Writing a paper represents the ultimate step of our work, the jewel on top of our scientific crown. We condense years of experiments, failures, hypothesis and models in a few-page-long manuscript and the impact of our research depends on how good we write it.
Unfortunately, I will admit I’ve always been intimidated by writing.
Whether it was for school, for my diary or lines I was writing for a high school crush, I always found it difficult to deliver my message. I convinced myself I was a poor writer but that it wouldn’t affect my future since I had already decided to become a scientist.
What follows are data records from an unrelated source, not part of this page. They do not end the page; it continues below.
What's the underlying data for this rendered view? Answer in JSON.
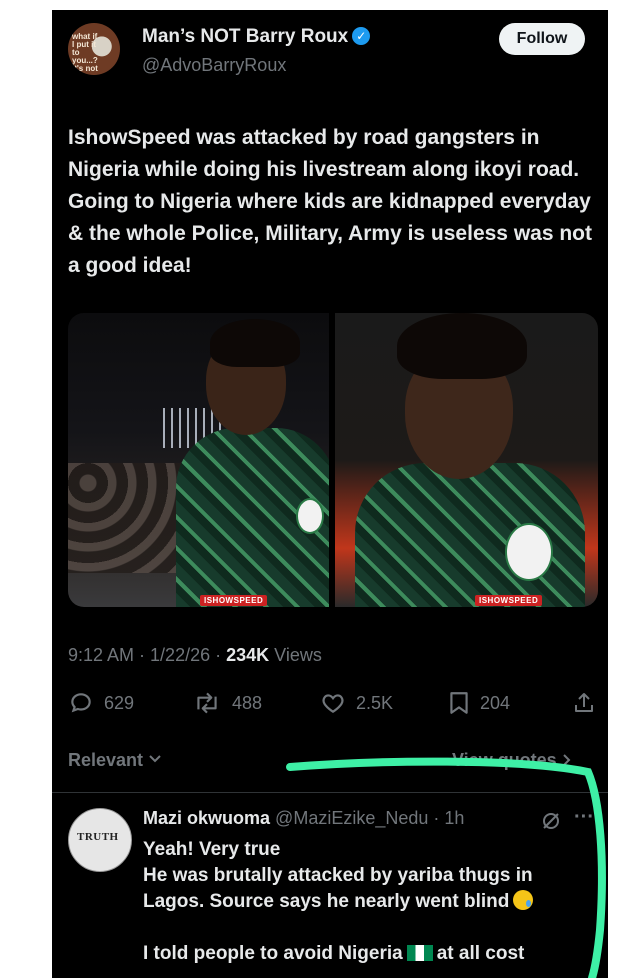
{
  "tweet": {
    "display_name": "Man’s NOT Barry Roux",
    "handle": "@AdvoBarryRoux",
    "follow_label": "Follow",
    "avatar_text": "what if I put it to you...? It's not",
    "text": "IshowSpeed was attacked by road gangsters in Nigeria while doing his livestream along ikoyi road. Going to Nigeria where kids are kidnapped everyday & the whole Police, Military, Army is useless was not a good idea!",
    "media_watermark": "ISHOWSPEED",
    "time": "9:12 AM",
    "date": "1/22/26",
    "views_count": "234K",
    "views_label": "Views",
    "stats": {
      "replies": "629",
      "reposts": "488",
      "likes": "2.5K",
      "bookmarks": "204"
    }
  },
  "replies_header": {
    "sort_label": "Relevant",
    "view_quotes_label": "View quotes"
  },
  "reply": {
    "display_name": "Mazi okwuoma",
    "handle": "@MaziEzike_Nedu",
    "time": "1h",
    "avatar_text": "TRUTH",
    "line1": "Yeah! Very true",
    "line2": "He was brutally attacked by yariba thugs in Lagos. Source says he nearly went blind",
    "line3_pre": "I told people to avoid Nigeria",
    "line3_post": "at all cost"
  },
  "colors": {
    "background": "#000000",
    "text_primary": "#e7e9ea",
    "text_secondary": "#71767b",
    "verified": "#1d9bf0",
    "annotation": "#3ef0a6"
  },
  "icons": [
    "verified-badge-icon",
    "reply-icon",
    "repost-icon",
    "like-icon",
    "bookmark-icon",
    "share-icon",
    "chevron-down-icon",
    "chevron-right-icon",
    "grok-icon",
    "more-icon",
    "nigeria-flag-icon",
    "crying-face-icon"
  ]
}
Obviously during my high school time, I didn’t know anything about science and the academic world (and life I guess).
Only during my first years as a graduate student, did I realize how fundamental good writing is in science, and how conveying and disseminating ideas is a major task in a scientist’s career.
Recently I followed a free web course -highly recommended- on how to write in the sciences.
The course started with a very direct question: what makes a good writer?
I always assumed -wrongly- that having an innate talent and mastering the language would be key points. I would never have imagined that there would be rules and tricks that could help anyone improve their communications and writing skills. I learned that it’s possible to be a good writer even though many of us don’t possess the talent or vocabulary of Wilde or Rowling.
Writing in science is not about using overly complicated terms to impress the audience or compose a modern master piece but is about communicating an idea in the most simple and effective way.
Because at the end of the day, we want people to understand our message, whether those people are peers reviewers or a longtime secret high-school crush.
William Zinsser, “On writing well”, 1976.